In King O' the Moon, the first play's wisecracking kid protagonist, Rudy, was a seminarian in his 20s in the late 1960s, and he and his siblings looked back at the loss of their father and explored their values in a time of cultural change. The third play in the trilogy takes place in the barroom of Chet's Bar & Grill (the tavern of the titles). The first play was in the apartment above the patriarch's saloon, the second was set in the backyard of the building.

"Rudy is more or less the central character, although it really is an ensemble piece," Dudzick previously said of No. 3. "Rudy has left the seminary far behind him and has now taken time off from pursuing a playwriting career in New York City to fly home and help out with a family crisis."

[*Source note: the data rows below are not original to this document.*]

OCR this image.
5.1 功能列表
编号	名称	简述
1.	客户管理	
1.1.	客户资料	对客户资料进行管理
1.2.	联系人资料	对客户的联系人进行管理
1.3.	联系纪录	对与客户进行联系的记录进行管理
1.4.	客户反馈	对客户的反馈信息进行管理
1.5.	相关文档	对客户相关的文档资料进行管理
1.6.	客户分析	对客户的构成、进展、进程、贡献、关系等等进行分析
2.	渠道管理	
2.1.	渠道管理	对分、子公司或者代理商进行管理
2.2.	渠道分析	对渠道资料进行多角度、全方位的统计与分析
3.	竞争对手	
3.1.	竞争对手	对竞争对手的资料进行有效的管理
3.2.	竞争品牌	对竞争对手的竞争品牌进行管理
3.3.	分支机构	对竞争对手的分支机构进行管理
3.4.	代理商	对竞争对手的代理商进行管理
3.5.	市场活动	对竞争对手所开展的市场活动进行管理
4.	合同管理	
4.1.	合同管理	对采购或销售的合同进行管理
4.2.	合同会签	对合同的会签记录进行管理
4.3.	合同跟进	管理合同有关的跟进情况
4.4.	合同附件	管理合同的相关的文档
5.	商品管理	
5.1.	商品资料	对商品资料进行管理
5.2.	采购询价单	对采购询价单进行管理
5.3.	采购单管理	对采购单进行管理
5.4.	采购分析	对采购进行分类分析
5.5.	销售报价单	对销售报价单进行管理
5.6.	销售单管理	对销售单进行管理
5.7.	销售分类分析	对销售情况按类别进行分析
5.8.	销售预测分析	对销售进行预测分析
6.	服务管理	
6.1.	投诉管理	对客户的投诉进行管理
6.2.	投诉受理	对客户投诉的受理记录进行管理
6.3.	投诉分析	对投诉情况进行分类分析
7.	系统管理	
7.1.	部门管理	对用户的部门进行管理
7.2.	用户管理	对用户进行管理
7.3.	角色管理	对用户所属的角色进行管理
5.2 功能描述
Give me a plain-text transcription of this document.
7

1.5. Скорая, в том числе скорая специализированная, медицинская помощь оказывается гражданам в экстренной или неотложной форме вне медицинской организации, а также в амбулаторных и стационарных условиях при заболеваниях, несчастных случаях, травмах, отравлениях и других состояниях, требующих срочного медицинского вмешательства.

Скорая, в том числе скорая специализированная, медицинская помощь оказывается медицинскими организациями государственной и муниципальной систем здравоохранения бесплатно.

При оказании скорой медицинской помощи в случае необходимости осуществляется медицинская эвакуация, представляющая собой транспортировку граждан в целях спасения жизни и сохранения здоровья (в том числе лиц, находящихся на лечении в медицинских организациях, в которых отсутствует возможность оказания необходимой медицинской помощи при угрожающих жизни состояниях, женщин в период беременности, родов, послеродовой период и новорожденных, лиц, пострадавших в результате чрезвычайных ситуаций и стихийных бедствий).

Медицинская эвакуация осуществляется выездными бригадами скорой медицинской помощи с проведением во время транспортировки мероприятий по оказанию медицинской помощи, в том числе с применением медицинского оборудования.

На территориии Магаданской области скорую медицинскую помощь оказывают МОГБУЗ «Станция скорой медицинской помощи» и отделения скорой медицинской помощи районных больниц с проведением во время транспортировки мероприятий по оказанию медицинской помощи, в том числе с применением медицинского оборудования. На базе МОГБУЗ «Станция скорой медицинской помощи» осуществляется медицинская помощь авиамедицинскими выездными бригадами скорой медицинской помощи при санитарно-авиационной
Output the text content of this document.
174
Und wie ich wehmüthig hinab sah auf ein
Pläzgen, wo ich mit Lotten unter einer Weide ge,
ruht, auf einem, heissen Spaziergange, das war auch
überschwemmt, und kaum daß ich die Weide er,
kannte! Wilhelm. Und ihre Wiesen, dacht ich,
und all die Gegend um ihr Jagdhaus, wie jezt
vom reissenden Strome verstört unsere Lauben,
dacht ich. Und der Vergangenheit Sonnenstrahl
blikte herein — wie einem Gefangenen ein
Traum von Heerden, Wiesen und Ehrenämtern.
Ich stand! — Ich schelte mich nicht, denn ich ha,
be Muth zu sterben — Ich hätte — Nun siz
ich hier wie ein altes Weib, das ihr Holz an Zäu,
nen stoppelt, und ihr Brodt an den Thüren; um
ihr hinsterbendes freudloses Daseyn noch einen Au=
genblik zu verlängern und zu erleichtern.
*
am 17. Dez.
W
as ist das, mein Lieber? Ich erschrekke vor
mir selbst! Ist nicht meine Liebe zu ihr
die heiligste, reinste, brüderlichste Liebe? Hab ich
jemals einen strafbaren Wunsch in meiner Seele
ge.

The first work, a coming-of-age chronicle of Polish Catholic schoolboy Rudy Pazinski, was popular at Buffalo's Studio Arena Theatre in three separate engagements.

Playwright Dudzick, a Buffalo native, was commissioned by Studio Arena artistic director Gavin Cameron-Webb to write the semi-autobiographical plays about the contentious but warm and loving clan.

Dudzick has been called a Catholic Neil Simon for his warm, funny portrayals of middle class families. He was born in Buffalo, NY, in 1950. He wrote and produced dinner theatre in Western New York, became a Buffalo area favorite and moved to New York City in 1979. While working day jobs, he wrote a one-act comedy, Me, Too, Then, which won an award and was published by Samuel French. Greetings! was produced Off Broadway starring Darren McGavin and has also become a regional favorite. He lives in the New York City area with his wife and two children.

"Lake Effect" refers to the meteorological occurrence that dumps extra snow on a region due to the moisture from a nearby lake — Lake Erie, in this case.